Life is unfair. It’s the uncomfortable truth. I need more good stuff in my head.
Only me and me alone is going to fix the little girl. You’re spot on.
Thank you for the big hugs. 😘 x

OP posts:
user1497997754 · 08/02/2020 00:37

That's the spirit. The way I see it now is that little girl felt unloved, not cared about, scared, neglected. That little girl is an adult now so she must protect that little girl and love her, care about her, comfort her and never let her feel neglected ever again. Because you and only you can heal that little girl and nurture her and encourage her to have the lovely life she deserves......xx

HoppingPavlova · 08/02/2020 01:25

When you were a child was illegal to do what your parents did to you? Laws have change over the years . So can your parent prosecute with today laws ?

I think that’s a valid question. It’s never been okay to sexually abuse children and my understanding is they will prosecute this historically if they feel there is a good case (rare unfortunately). I think physical abuse is different as when I was a child (over 50 years ago), short of killing a child or horrifically maiming them there was no action under law, children were very much seen as possessions and they were yours to discipline in whatever ways you saw fit as long as you didn’t actually kill them. So I don’t think there can be any retrospective action applying the social norms and laws of today. In my day we were given the belt, slapped, hit, yelled at, punished by being sent to our room with no food or drink all day etc. That was considered to be normal and acceptable discipline by both child and parent. Now any one of those things is considered abuse as times change, social norms change, laws change etc so it would be impossible to retrospectively apply today’s standards historically.

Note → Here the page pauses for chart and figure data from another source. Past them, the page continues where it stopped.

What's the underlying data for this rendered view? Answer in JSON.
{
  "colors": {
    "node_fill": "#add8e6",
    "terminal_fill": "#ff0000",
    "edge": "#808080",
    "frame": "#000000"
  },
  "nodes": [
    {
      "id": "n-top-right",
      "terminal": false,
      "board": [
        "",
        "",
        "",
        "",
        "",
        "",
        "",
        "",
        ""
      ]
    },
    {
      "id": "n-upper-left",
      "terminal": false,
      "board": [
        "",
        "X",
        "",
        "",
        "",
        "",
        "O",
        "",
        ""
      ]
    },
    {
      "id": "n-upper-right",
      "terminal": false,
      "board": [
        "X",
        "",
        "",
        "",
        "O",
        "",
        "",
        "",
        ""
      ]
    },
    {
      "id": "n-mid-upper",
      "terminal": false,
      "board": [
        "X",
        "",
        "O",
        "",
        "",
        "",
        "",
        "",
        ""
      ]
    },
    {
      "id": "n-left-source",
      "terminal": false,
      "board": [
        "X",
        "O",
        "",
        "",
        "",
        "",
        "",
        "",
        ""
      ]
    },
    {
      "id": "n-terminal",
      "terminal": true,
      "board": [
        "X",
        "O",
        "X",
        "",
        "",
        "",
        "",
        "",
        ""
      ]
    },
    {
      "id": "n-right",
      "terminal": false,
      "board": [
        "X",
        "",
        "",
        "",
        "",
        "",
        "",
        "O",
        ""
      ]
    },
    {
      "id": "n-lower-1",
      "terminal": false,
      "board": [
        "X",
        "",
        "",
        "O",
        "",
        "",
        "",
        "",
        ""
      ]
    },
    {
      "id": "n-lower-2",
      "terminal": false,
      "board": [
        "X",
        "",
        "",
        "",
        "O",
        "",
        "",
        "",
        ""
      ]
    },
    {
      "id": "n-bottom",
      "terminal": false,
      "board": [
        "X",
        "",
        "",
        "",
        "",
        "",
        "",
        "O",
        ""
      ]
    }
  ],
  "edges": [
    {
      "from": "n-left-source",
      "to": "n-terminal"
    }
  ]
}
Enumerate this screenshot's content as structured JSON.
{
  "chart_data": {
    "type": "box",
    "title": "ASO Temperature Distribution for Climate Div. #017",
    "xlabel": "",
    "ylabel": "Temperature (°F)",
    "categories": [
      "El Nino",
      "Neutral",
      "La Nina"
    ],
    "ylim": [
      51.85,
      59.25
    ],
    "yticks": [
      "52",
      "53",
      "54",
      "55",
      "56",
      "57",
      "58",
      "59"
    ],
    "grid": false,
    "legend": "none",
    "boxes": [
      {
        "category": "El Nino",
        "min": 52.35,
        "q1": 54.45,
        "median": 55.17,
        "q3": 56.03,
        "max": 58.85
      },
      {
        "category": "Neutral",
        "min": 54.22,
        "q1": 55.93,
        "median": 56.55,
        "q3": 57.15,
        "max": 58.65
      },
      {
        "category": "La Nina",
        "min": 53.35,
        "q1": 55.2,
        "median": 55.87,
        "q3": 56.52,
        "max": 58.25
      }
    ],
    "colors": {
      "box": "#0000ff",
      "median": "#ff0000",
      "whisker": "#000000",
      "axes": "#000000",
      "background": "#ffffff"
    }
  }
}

Windmillwhirl · 08/02/2020 01:55

I'm so sorry for what you endured.

I also totally understand why you want to pursue this. I'd suggest speaking with a legal expert to know what you would be up against. I'd also consider that win or lose, perhaps the justice is in being in control and taking them to court and being heard. Nothing may come of pursuing this, but I think if you can resolve yourself to making them hear you in court (regardless of outcome) that could be a real source of empowerment for you.

Also, it doesn't matter if they acknowledge what they did. They know they did and do do you, that's all that matters.

I'm with you though, I couldn't met this lie. But I'd want to know what I'd be up against first do definitely get legal advice.

RantyAnty · 08/02/2020 01:56

I'm wondering if it would be helpful to tell your story by speaking about abuse at schools and different places or even writing a book about it?